Tag Archives: Reverend Wright

Menace 2 society

Sebastian Mallaby takes a stand against all of the Obama-Wright crap up with which the American people have had to put in recent days.  His basic position is that the accusations against Obama are logically incoherent–he's an effete snob who goes to a firebrand's church, for instance.  While we're all for pointing out logical incoherence, such accusations are only incoherent if they're believed by the same person at the same time.  I'd venture to guess that some believe Obama is some kind of Harvard snob, perhaps because some other Harvard types in the media won't shut up about it, while others believe Obama is some kind super left-wing radical.  Nonetheless, for those who repeat all of the conventional wisdom about Obama, Mallaby's piece may be instructive.

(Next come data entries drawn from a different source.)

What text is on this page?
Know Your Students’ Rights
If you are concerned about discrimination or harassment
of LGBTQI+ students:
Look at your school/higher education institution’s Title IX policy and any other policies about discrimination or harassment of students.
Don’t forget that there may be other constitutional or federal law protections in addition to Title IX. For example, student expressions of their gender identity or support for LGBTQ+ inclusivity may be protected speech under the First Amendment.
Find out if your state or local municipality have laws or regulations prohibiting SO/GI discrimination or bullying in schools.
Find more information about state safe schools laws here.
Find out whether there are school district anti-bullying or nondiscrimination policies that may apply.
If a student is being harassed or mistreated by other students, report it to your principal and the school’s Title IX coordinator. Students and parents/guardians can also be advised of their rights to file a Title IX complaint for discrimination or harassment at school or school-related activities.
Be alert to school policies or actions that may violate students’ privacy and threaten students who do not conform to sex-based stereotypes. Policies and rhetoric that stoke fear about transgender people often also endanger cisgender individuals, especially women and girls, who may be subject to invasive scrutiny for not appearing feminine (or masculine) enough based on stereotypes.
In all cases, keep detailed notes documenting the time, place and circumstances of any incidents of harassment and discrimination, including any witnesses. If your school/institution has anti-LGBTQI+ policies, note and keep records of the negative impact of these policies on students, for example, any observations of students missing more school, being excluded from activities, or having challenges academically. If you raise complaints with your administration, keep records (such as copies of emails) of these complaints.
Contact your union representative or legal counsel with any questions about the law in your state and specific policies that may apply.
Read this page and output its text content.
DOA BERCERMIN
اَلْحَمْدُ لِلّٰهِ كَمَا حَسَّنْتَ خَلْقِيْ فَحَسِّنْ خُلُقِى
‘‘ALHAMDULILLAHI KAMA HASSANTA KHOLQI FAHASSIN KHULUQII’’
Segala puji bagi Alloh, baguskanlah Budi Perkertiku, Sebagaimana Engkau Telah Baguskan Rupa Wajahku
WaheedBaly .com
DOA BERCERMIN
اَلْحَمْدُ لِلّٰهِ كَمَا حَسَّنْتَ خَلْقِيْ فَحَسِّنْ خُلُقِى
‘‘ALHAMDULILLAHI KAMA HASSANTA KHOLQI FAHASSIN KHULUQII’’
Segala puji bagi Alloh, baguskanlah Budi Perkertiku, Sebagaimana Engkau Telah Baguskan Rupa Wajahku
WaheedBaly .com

We're put off–unfortunately–by his closing analysis.  He writes:

The real character issue, in this campaign as in others, comes down to one thing: Does a candidate have the guts to espouse positions that are not politically expedient? Here there are serious questions about Obama, who pledges to pull out of Iraq no matter what, and who promises both to increase spending and not to raise taxes on anybody making less than $200,000 to $250,000 a year, ensuring the perpetuation of crippling federal deficits. For that matter, there are serious questions about Hillary Clinton, who proposes an irresponsible gas-tax holiday, and about John McCain, who couples gas pandering with a flip-flop on the Bush tax cuts, which he once (correctly) viewed as unaffordable. But these genuine character issues have been shunted aside by the spectacle of Obama's falling-out with his preacher.

After complaining–almost correctly–that we're awash in irrelevant character issues, Mallaby makes policy questions character issues.  Perhaps these candidates really believe the things they're saying about the gas tax, Bush tax cuts, and so on.  If that's the case, then it's not a character issue at all–at least in the sense Mallaby is alleging.  It's a policy question. 

But even if it's a character issue, it's not a very important one.  Politicians take stands they don't entirely endorse all of the time.  It's their job.  The important thing is that they not take stands that they don't believe in and which are folly.  

Irresistible

In the blind squirrels and nuts category, here's Michael Gerson today:

In the past few weeks, Barack Obama has learned the political perils of condescension.

His Philadelphia speech on race was filled with it. People who don't share Obama's views were not refuted, they were explained.

Lower-income whites, he argued, "feel their dreams slipping away," and so they turn to resentment against busing and affirmative action, "anger over welfare" and "fears of crime." And Obama not only understands these angry and manipulated souls, he defends them. They should not, after all, be labeled as "misguided" or "racist."

This is the same argument, expressed more bluntly at a San Francisco fundraiser, that Obama made about bitter, small-town Americans who cling to guns and religion. He does not even admit the possibility that these folks might have actual convictions on issues such as affirmative action, welfare, crime, gun ownership or the meaning of the universe. The only thing more insulting than being attacked is being explained.

He's right about this (and we've complained about this a bunch).  And he would have been even more right had he said that his page at the Post is fully of explanations rather than arguments (rather than take a few words out of context from Obama).  But then Gerson inexplicably (hee hee) writes:

But black liberation theology takes this argument a large step further — or perhaps backward. The Rev. Wright's intellectual mentor, professor James Cone of Union Theological Seminary, retreats from the universality of Christianity. "Black theology," says Cone, "refuses to accept a God who is not identified totally with the goals of the black community. If God is not for us and against white people, then he is a murderer, and we had better kill him." And again: "Black theology will accept only the love of God which participates in the destruction of the white enemy." And again: "In the New Testament, Jesus is not for all, but for the oppressed, the poor and unwanted of society, and against oppressors."

This emphasis on the structural evil of white America has natural political consequences — encouraging a belief that American politics is defined by its crimes, a tendency to accept anti-government conspiracy theories about AIDS and drugs, a disturbing openness to anti-American dictators such as Castro and Gaddafi. It explains Wright's description of the Sept. 11 attacks as a "wake-up call" to "white America."

What would explain Gerson's condescending explanation of Reverend Wright?  Maybe the impulse to condescension is irresistible.